Supported GPU Types​
Specify GPUs as <type>:<count> in task configuration (e.g. A100:8).
| GPU | Available Counts | Compute Engine Machine Type |
|---|---|---|
| T4 | 1, 2, 4 | n1-standard-* + attached nvidia-tesla-t4 |
| V100 | 1, 4 | n1-standard-* + attached nvidia-tesla-v100 |
| P100 | 1, 4 | n1-standard-* + attached nvidia-tesla-p100 |
| L4 | 1, 4, 8 | g2-standard-* |
| A100 | 1, 2, 4, 8 | a2-highgpu-*g |
| A100-80GB | 1, 2, 4, 8 | a2-ultragpu-*g |
| H100 | 8 | a3-highgpu-8g |
CPU-only instances are also supported. Transformer Lab picks the smallest of e2-standard-2/4/8/16 or n2-standard-32/48/64/80/96 that satisfies the vCPU and memory requested by your task.
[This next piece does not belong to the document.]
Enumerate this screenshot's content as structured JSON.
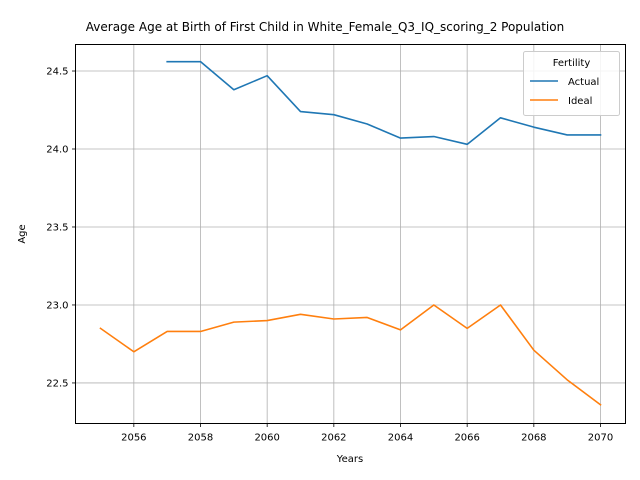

Not every machine type and accelerator is available in every zone. If a launch fails with a quota or availability error, try a different zone (e.g. switch from us-central1-a to us-central1-c) or request a quota increase under IAM & Admin → Quotas.
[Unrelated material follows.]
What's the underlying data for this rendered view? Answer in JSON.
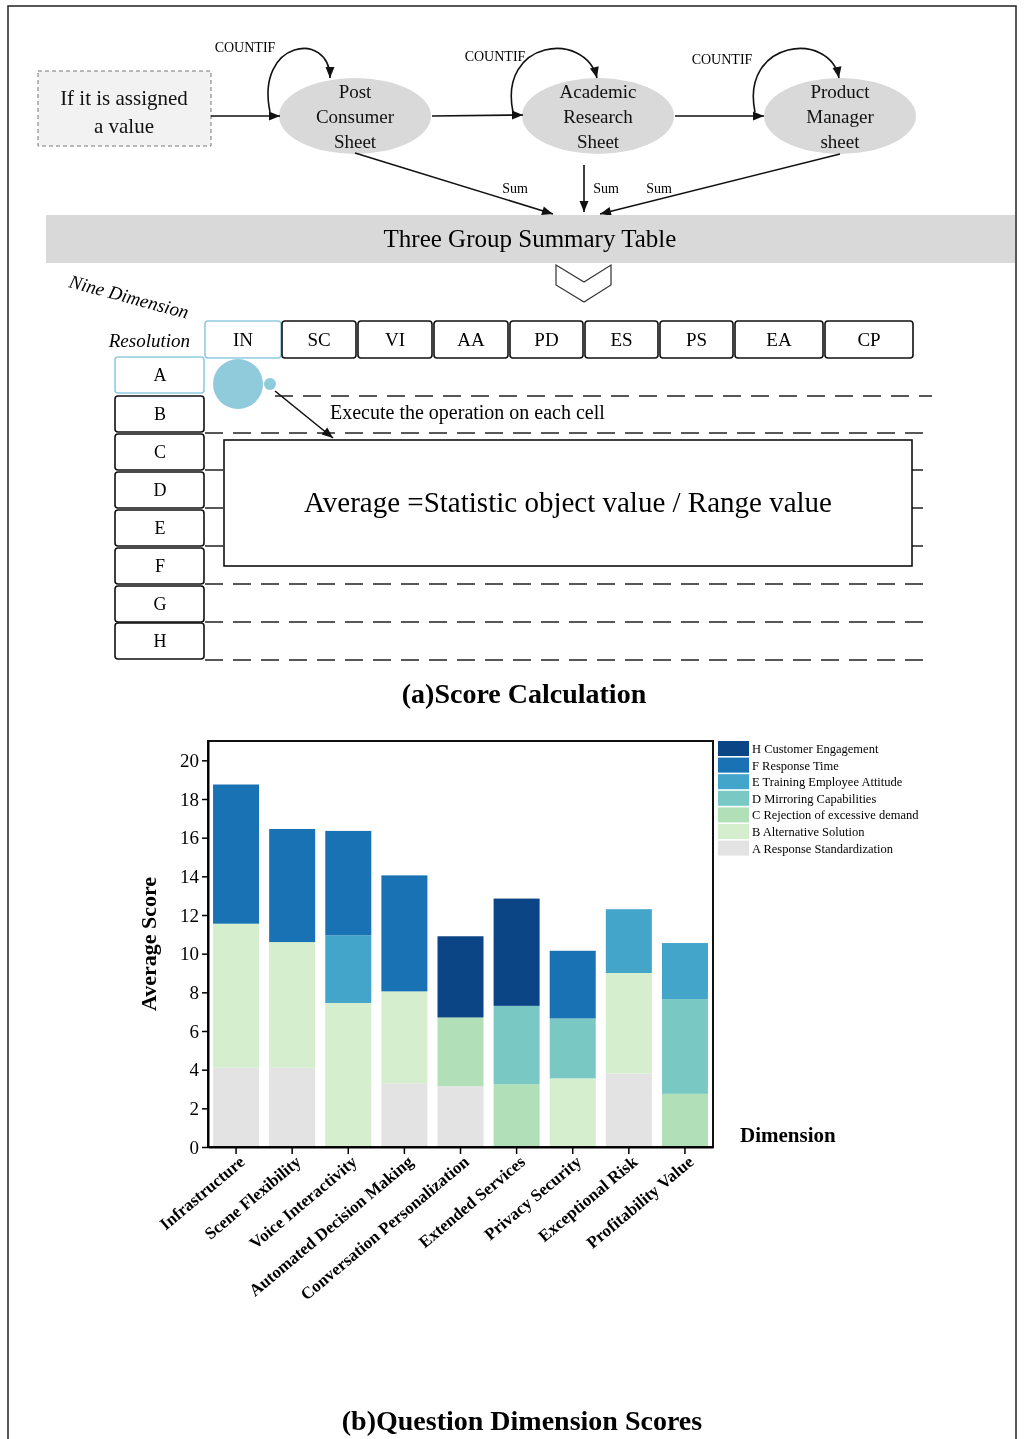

Required GCP Permissions Reference​
The following table lists the operations Transformer Lab performs against the Compute Engine API. The pre-built Compute Admin role covers all of them; you can also assemble a custom role with just these.
Compute Engine​
| Operation | Why |
|---|---|
compute.machineTypes.list | Provider health check on startup |
compute.instances.create | Launch a VM for each job |
compute.instances.get / list | Look up an instance by cluster name and poll status |
compute.instances.delete | Stop/remove a VM on demand and during self-termination |
compute.instances.setMetadata | Inject the SSH public key and startup script |
compute.disks.create | Create the boot disk attached to each VM |
compute.acceleratorTypes.get | Resolve GPU accelerator URLs |
Networking​
| Operation | Why |
|---|---|
compute.firewalls.get / create | Ensure the per-team SSH firewall rule exists on the default VPC |
compute.networks.use | Attach the VM NIC to the default network |
IAM (VM self-termination)​
| Operation | Why |
|---|---|
iam.serviceAccounts.actAs | Attach your service account to each VM so it can call instances.delete on itself |
The Service Account User role grants iam.serviceAccounts.actAs. The Compute Admin role covers everything else listed above.
Troubleshooting​
Credential validation fails immediately after adding the provider​
- Confirm the Compute Engine API is enabled in the project the service account belongs to.
- Confirm both Compute Admin and Service Account User are granted to the service account, not to a user.
- Make sure the JSON key has not been revoked under IAM & Admin → Service Accounts → Keys.
"Image family not found" when launching a GPU VM​
GCP periodically rotates Deep Learning VM image families. Transformer Lab tries several fallback families automatically, but if all of them fail, the project may not have access to the deeplearning-platform-release images. Check that your organization policy allows pulling from that public project, or pin a specific image by setting the provider's gpu_image extra config to a valid image URL.
Quota or availability errors​
- Compute Engine GPU quotas are zonal. Open IAM & Admin → Quotas, filter by the GPU type (e.g.
NVIDIA A100 GPUs), and request an increase in your target region. - Some accelerators (notably H100 and A100-80GB) are only available in a subset of zones. Try a different zone or region if a launch fails with
ZONE_RESOURCE_POOL_EXHAUSTED.
VM launches but produces no logs​
- The VM may still be bootstrapping. Deep Learning VM images can take several minutes to install drivers on first boot.
- Verify that no organization-level firewall policy overrides the team SSH firewall rule on the
defaultnetwork.
VM does not delete itself after the job finishes​
The VM uses its attached service account to call instances.delete on itself. If self-termination fails, confirm the service account still has Compute Admin (or at minimum compute.instances.delete) on the project. You can always manually delete leftover VMs from the Cloud Console under Compute Engine → VM instances.